A fight is building over a recent White House decision to deny production money for the short-ranged cruise missile designed to hit land targets.
Sen. Henry M. Jackson (D-Wash.) said in an interview yesterday that "I have been informed" about the decision and "consider it the wrong signal to send to the Russians at this time."
He theorized that there is a link between the production delay and the strategic arms limitations treaty (SALT) talks. He said he could not be sure of this because the Carter administration has not yet briefed him on what is in the final version of the proposed treaty.
Administration officials have said that any cruise missile based on land, ships or submarines and deployed for ground attack would be limited to a range of about 360 miles for the first three years of a SALT II agreement.
Although the range of those land and sea-based cruise missiles presumably could be lengthened after that three-year period, Jackson argued that failing to provide production money for those weapons would signal Moscow that the United States had no intention to deploy them in the future.
The White House Office of Management and Budget, in going over the Pentagon's Fiscal 1980 budget, now in the final stages of preparation, denied the requests for the cruise missile production money, Jackson said.
OMB officials declined to comment on whether the cruise missile money had been denied.
The Navy Tomahawk cruise missile, built by General Dynamics, is the weapon being developed for ships and submarines to launch against airfields and other military land targets. The Tomahawk also has been considered for land bases in West Germany.
If the White House denial of production money sticks, Jackson predicted a fight in Congress next year to reverse that decision. He said he would fight against the 360-mile-range limit anf for production money.
Critics of the land and sea-based cruise missiles for ground warefare content it would be follish to risk ships and subs to deliver a weapon an airplane could launch.
Under the proposed SALT II, cruise missiles with ranges of up to 1,500 miles could be carried by long-range bombers. Boeing and General Dynamics are competing for the Pentagon contracts to produce these air-launched cruise missiles.
Focusing on the shorter-ranged cruise missiles for land and attack, Jackson said "a new doctrine is emerging" for their use and that it would be a mistake to restrict the weapon's full potential is assessed.
Navy leaders are fighting to keep their land-attack cruise missiles alive, fearing the denial of production money in fiscal 1980 may be the first step toward cancelling the program. The new Pentagon budget does provide money for continuing research on the sea-based cruise missile, however.
The Tomahawk cruise missile has proved to be so accurate in tests, Navy backers argue, that it could be effective for blowing up enemy runways even when armed with TNT-type explosives rather than nuclear warheads.
Such a nonnuclear cruise missile could be carried along with nuclear-tipped missiles by ships and subs to provide the president more nonnuclear options to blunt a Soviet attack on Europe, Navy advocates contend.
"The point is that the accuracy of the cruise missile is so good that it could be used to release our manned aircraft for other missions that would not be as hazardous for the crews," Jackson said in contending that the land-attack cruise missile deserves a hard look before being forced out of the U.S. arsenal.

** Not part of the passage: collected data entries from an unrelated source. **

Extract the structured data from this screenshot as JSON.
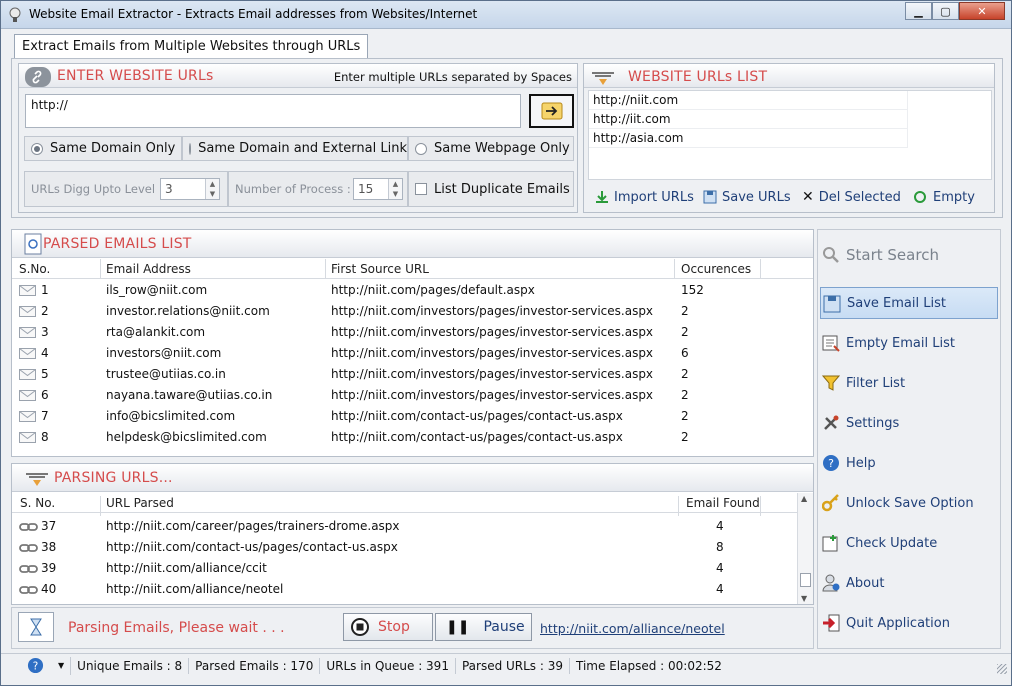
{
  "window": {
    "title": "Website Email Extractor - Extracts Email addresses from Websites/Internet"
  },
  "tab": {
    "label": "Extract Emails from Multiple Websites through URLs"
  },
  "urlEntry": {
    "title": "ENTER WEBSITE URLs",
    "hint": "Enter multiple URLs separated by Spaces",
    "value": "http://",
    "options": [
      "Same Domain Only",
      "Same Domain and External Link",
      "Same Webpage Only"
    ],
    "digg_label": "URLs Digg Upto Level :",
    "digg_value": "3",
    "process_label": "Number of Process :",
    "process_value": "15",
    "duplicate_label": "List Duplicate Emails"
  },
  "urlList": {
    "title": "WEBSITE URLs LIST",
    "items": [
      "http://niit.com",
      "http://iit.com",
      "http://asia.com"
    ],
    "buttons": {
      "import": "Import URLs",
      "save": "Save URLs",
      "del": "Del Selected",
      "empty": "Empty"
    }
  },
  "emails": {
    "title": "PARSED EMAILS LIST",
    "headers": {
      "sno": "S.No.",
      "email": "Email Address",
      "source": "First Source URL",
      "occ": "Occurences"
    },
    "rows": [
      {
        "sno": "1",
        "email": "ils_row@niit.com",
        "source": "http://niit.com/pages/default.aspx",
        "occ": "152"
      },
      {
        "sno": "2",
        "email": "investor.relations@niit.com",
        "source": "http://niit.com/investors/pages/investor-services.aspx",
        "occ": "2"
      },
      {
        "sno": "3",
        "email": "rta@alankit.com",
        "source": "http://niit.com/investors/pages/investor-services.aspx",
        "occ": "2"
      },
      {
        "sno": "4",
        "email": "investors@niit.com",
        "source": "http://niit.com/investors/pages/investor-services.aspx",
        "occ": "6"
      },
      {
        "sno": "5",
        "email": "trustee@utiias.co.in",
        "source": "http://niit.com/investors/pages/investor-services.aspx",
        "occ": "2"
      },
      {
        "sno": "6",
        "email": "nayana.taware@utiias.co.in",
        "source": "http://niit.com/investors/pages/investor-services.aspx",
        "occ": "2"
      },
      {
        "sno": "7",
        "email": "info@bicslimited.com",
        "source": "http://niit.com/contact-us/pages/contact-us.aspx",
        "occ": "2"
      },
      {
        "sno": "8",
        "email": "helpdesk@bicslimited.com",
        "source": "http://niit.com/contact-us/pages/contact-us.aspx",
        "occ": "2"
      }
    ]
  },
  "parsing": {
    "title": "PARSING URLS...",
    "headers": {
      "sno": "S. No.",
      "url": "URL Parsed",
      "found": "Email Found"
    },
    "rows": [
      {
        "sno": "37",
        "url": "http://niit.com/career/pages/trainers-drome.aspx",
        "found": "4"
      },
      {
        "sno": "38",
        "url": "http://niit.com/contact-us/pages/contact-us.aspx",
        "found": "8"
      },
      {
        "sno": "39",
        "url": "http://niit.com/alliance/ccit",
        "found": "4"
      },
      {
        "sno": "40",
        "url": "http://niit.com/alliance/neotel",
        "found": "4"
      }
    ]
  },
  "progress": {
    "status": "Parsing Emails, Please wait . . .",
    "stop": "Stop",
    "pause": "Pause",
    "current_url": "http://niit.com/alliance/neotel"
  },
  "sidebar": {
    "start": "Start Search",
    "save": "Save Email List",
    "empty": "Empty Email List",
    "filter": "Filter List",
    "settings": "Settings",
    "help": "Help",
    "unlock": "Unlock Save Option",
    "update": "Check Update",
    "about": "About",
    "quit": "Quit Application"
  },
  "statusbar": {
    "unique": "Unique Emails : 8",
    "parsed": "Parsed Emails : 170",
    "queue": "URLs in Queue : 391",
    "parsed_urls": "Parsed URLs : 39",
    "elapsed": "Time Elapsed : 00:02:52"
  },
  "colors": {
    "accent_red": "#d54c4c",
    "link_blue": "#1f3f78",
    "selected_bg": "#c7dcf3"
  }
}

In another dispute over weaponary. Sen. Gart Hart (D. Colo.) yesterday assailed Defense Secretary Harold Brown for persuading House and Senate conferees to delete small-carrier money from the fiscal 1979 defense appropriations bill. The Mini-carriers Hart championed would be used by planes that could take off from a short stretch of check.
The deletion of the money in the final version of the bill "destroyed the nation's best chance to build a new and effective Navy," Hart said.